Because filtering happens at the gateway, the LLM never sees removed tools at all. The model can’t pick them, hallucinate calls to them, or be nudged toward them by an injected prompt.

Where it lives in the picker

Tool Permission sits under the Agent Security category in Create Policy → When, alongside Tool Guard and Tool Selection.

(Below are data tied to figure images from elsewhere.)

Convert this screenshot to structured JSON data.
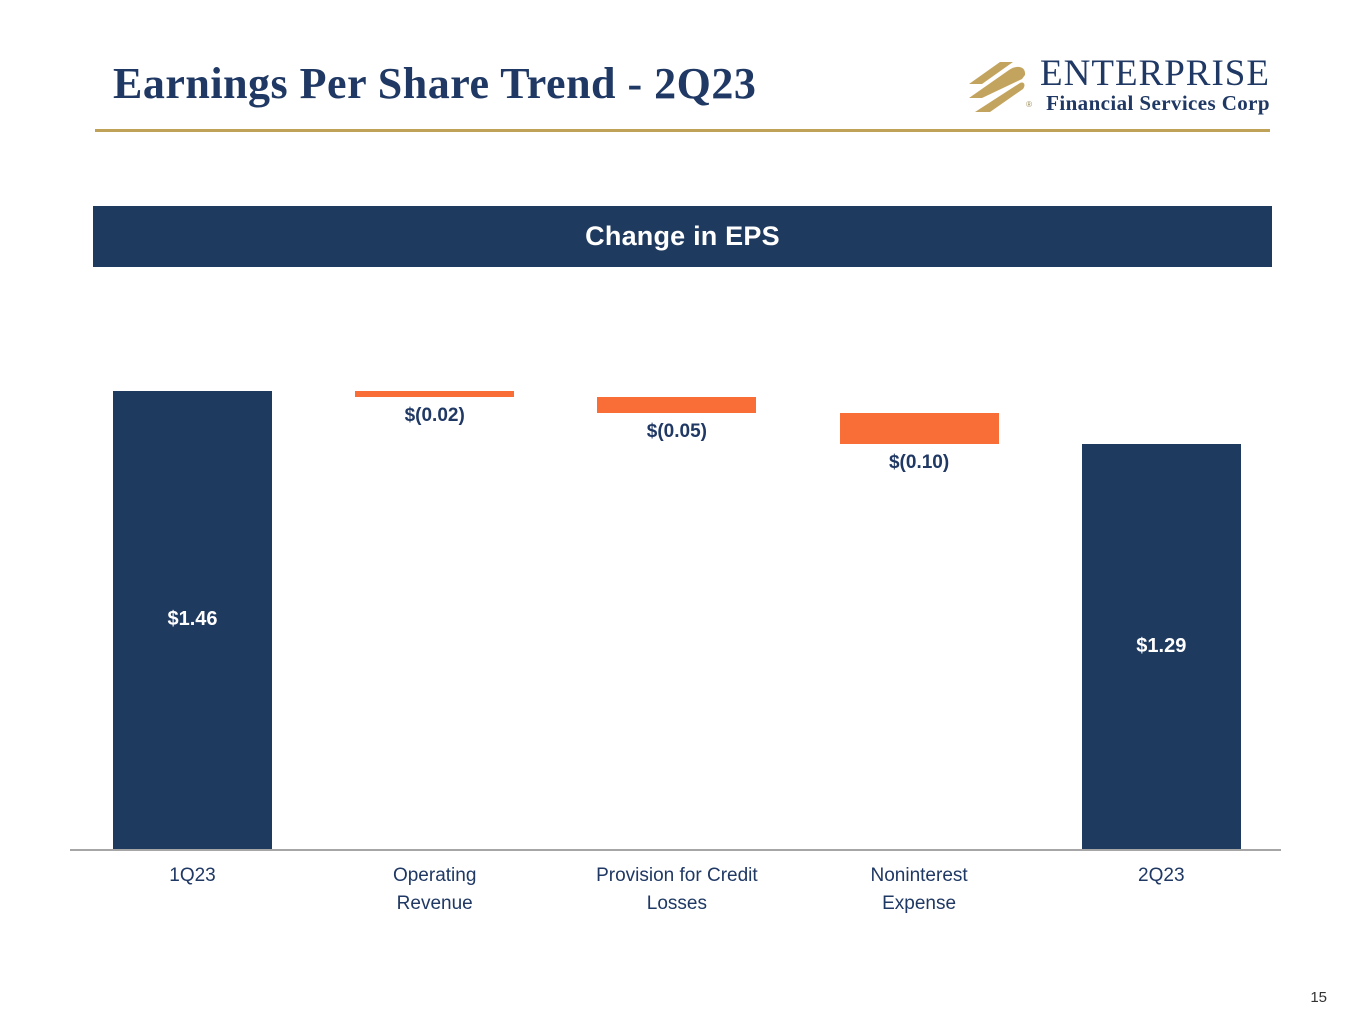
{
  "slide": {
    "title": "Earnings Per Share Trend - 2Q23",
    "page_number": "15"
  },
  "logo": {
    "name": "ENTERPRISE",
    "tagline": "Financial Services Corp",
    "registered_mark": "®",
    "icon": "gold-diagonal-stripes-emblem",
    "colors": {
      "gold": "#C3A45F",
      "navy": "#1F3864"
    }
  },
  "banner": {
    "title": "Change in EPS",
    "background": "#1F3A5F",
    "text_color": "#FFFFFF"
  },
  "chart_data": {
    "type": "bar",
    "subtype": "waterfall",
    "title": "Change in EPS",
    "categories": [
      "1Q23",
      "Operating Revenue",
      "Provision for Credit Losses",
      "Noninterest Expense",
      "2Q23"
    ],
    "category_lines": [
      [
        "1Q23"
      ],
      [
        "Operating",
        "Revenue"
      ],
      [
        "Provision for Credit",
        "Losses"
      ],
      [
        "Noninterest",
        "Expense"
      ],
      [
        "2Q23"
      ]
    ],
    "steps": [
      {
        "category": "1Q23",
        "kind": "total",
        "value": 1.46,
        "label": "$1.46"
      },
      {
        "category": "Operating Revenue",
        "kind": "delta",
        "value": -0.02,
        "label": "$(0.02)"
      },
      {
        "category": "Provision for Credit Losses",
        "kind": "delta",
        "value": -0.05,
        "label": "$(0.05)"
      },
      {
        "category": "Noninterest Expense",
        "kind": "delta",
        "value": -0.1,
        "label": "$(0.10)"
      },
      {
        "category": "2Q23",
        "kind": "total",
        "value": 1.29,
        "label": "$1.29"
      }
    ],
    "ylim": [
      0,
      1.46
    ],
    "gridlines": false,
    "legend": false,
    "colors": {
      "total": "#1F3A5F",
      "delta": "#F96E37",
      "axis_line": "#A6A6A6",
      "value_label_on_total": "#FFFFFF",
      "value_label_on_delta": "#1F3864",
      "category_label": "#1F3864"
    }
  }
}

Attach it to a policy, choose between a whitelist or a denylist, and set the outcome in the Then step:
  • Log — emit an observability record describing which tools would have been filtered.
  • Block — reject the request if the filter would strip all tools (optional, strict mode).
  • The default action is to rewrite the request with the filtered list and let it proceed.
Pair the detection with the policy’s Where filters (application, endpoint, identity) so a tool policy targets only the surfaces that need it.

Configuration

Use Whitelist OR Denylist — not both. If both are configured, Whitelist takes priority and Denylist is ignored.
FieldPurpose
WhitelistList of allowed tool names. Only these tools are sent to the LLM; everything else is removed.
DenylistList of blocked tool names. These tools are removed from the request; the rest pass through.

When to pick which

  • Whitelist — recommended default. Start from the minimal set of tools the route needs and keep the surface locked down. Useful for production routes where the tool catalog is known and stable.
  • Denylist — useful when a large catalog needs a handful of temporary blocks (e.g. during an incident, or to deprecate a tool across every route with one policy) without re-enumerating every allowed tool.

Typical patterns

  • Read-only routes — whitelist only *.read / *.list tools; writes, deletes, and outbound HTTP are removed automatically.
  • Tenant isolation — different whitelists per tenant identity so cross-tenant tools are never exposed.
  • Incident mode — push a denylist policy that removes a compromised tool across every application in minutes.

Pairs well with

  • Tool guard — once a tool is allowed through, scan the system prompt and tool descriptions for jailbreak content.
  • Tool selection — validate the tool call the model actually produces against the declared schema.